William & Mary Television (WMTV)
- Type: Internet television network
- Country: United States
- Owner: The College of William & Mary
- Official website: https://www.youtube.com/c/WMTV1693/featured

= WMTV (College of William & Mary) =

Student-run television station in Williamsburg, Virginia

WMTV (or William & Mary Television) is the student-run television station at the College of William & Mary in Williamsburg, Virginia, United States. It plays syndicated television shows, movies and original student-created productions.
It was founded in 2001 by Ross Johnston as a spin-off of the College's Student Information Network.

The station can be seen on campus cable channel 53 and on its YouTube channel.

Everyday Gourmet, the flagship production of the station, was featured in USA Today in 2009.

In 2019, the station produced its first ever zine, called Ramble On, which is a digital comedy-oriented arts & culture magazine. Sections include film, television, opinion, food, literature, news, music, and art. The zine has since published once a month, including during the time of COVID-19.

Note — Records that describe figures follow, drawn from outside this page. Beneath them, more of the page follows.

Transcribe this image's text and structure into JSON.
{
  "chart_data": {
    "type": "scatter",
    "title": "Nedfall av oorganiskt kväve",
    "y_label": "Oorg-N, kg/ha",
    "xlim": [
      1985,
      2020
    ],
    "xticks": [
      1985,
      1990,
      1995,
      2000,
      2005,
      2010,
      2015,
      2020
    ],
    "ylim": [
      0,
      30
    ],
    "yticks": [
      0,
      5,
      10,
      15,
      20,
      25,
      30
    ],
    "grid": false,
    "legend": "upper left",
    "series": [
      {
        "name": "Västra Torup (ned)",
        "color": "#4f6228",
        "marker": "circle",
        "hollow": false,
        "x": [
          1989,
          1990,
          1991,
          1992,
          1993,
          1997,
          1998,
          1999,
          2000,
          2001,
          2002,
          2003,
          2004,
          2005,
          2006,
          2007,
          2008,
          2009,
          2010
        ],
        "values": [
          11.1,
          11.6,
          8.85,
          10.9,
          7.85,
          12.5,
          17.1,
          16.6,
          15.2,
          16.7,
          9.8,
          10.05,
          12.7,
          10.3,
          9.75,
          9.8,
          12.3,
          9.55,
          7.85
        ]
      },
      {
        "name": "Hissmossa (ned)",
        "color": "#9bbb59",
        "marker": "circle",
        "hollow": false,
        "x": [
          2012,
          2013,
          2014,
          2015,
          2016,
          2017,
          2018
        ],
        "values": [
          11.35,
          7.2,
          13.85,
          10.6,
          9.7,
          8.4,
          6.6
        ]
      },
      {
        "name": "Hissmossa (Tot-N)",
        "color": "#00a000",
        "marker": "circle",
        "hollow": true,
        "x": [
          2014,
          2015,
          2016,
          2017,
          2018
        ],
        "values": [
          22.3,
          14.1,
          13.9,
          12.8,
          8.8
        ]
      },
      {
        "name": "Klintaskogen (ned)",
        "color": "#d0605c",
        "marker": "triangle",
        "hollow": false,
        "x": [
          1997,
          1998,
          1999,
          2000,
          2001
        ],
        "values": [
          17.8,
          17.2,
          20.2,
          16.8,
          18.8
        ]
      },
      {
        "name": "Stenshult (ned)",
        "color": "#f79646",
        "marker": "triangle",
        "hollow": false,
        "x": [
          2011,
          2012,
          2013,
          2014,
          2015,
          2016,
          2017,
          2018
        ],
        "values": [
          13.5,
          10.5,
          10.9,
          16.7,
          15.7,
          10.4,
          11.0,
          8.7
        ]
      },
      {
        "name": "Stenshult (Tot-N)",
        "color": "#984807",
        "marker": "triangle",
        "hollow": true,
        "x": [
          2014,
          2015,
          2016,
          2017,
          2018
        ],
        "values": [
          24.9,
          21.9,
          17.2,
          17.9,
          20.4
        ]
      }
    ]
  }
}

The station also occasionally collaborates with other clubs for one-off videos or series, working with groups like the William & Mary Theater Department, Trippin' on Brix, and Gentlemen of the College.

==Current shows==

===WMTV productions===
As of September 2020, WMTV produces ten shows.
- The C Word – WMTV's newest program, a late night style female comedy program that utilizes current events and topical jokes. It moved from production in Swem Library to virtual production in bath tubs, cars, and childhood bedrooms at the time of school closures due to COVID-19. It is currently the most popular program of WMTV.
- Everyday Gourmet – WMTV's longest-running program, a cooking show where students prepare budget-friendly dishes in dorm room kitchens. Featured in USA Today in 2009.
- Ghostburg – A scripted show, created as comedy about ghost-hunters in Virginia, that is now a mixture of comedy, fantasy and suspense in the style of The Twilight Zone.
- I Punch Gravity – A sketch comedy show, most well known for its 2012 parody of actor Jared Leto, aptly titled The Diary of Jared Leto.
- Saturday Night Tribe -- a sketch comedy show in the style of Saturday Night Live
- The Flat Hat Insider – Created in February 2012 in collaboration with William & Mary's official student newspaper The Flat Hat. Provides a recap of weekly local and national news as reported by The Flat Hat. A special election series of The Flat Hat Insider was launched during fall 2012, featuring biweekly debates between the Presidents of the William & Mary Young Democrats and College Republicans.
- Trendspotters – Fashion segment created in Spring 2011, providing style advice and style profiles of William & Mary students. Collaborations have included ROCKET student fashion magazine, The Gentlemen of the College and The Stairwells a cappella groups.
- 'Tribal Fever Sports Minute' – Provides scores, commentary and highlights from William & Mary Tribe Athletics.
- Tribe Choices @ the Movies – (Also, TC@TM) A movie-review segment featuring both new films and old favorites.
- Tribe Update – Highlights special events and happenings on campus. Notable programs have included interviews with CNN's John King and 24th Chancellor of The College of William and Mary Robert Gates, as well as special coverage of the 14th Dalai Lama's visit to the College.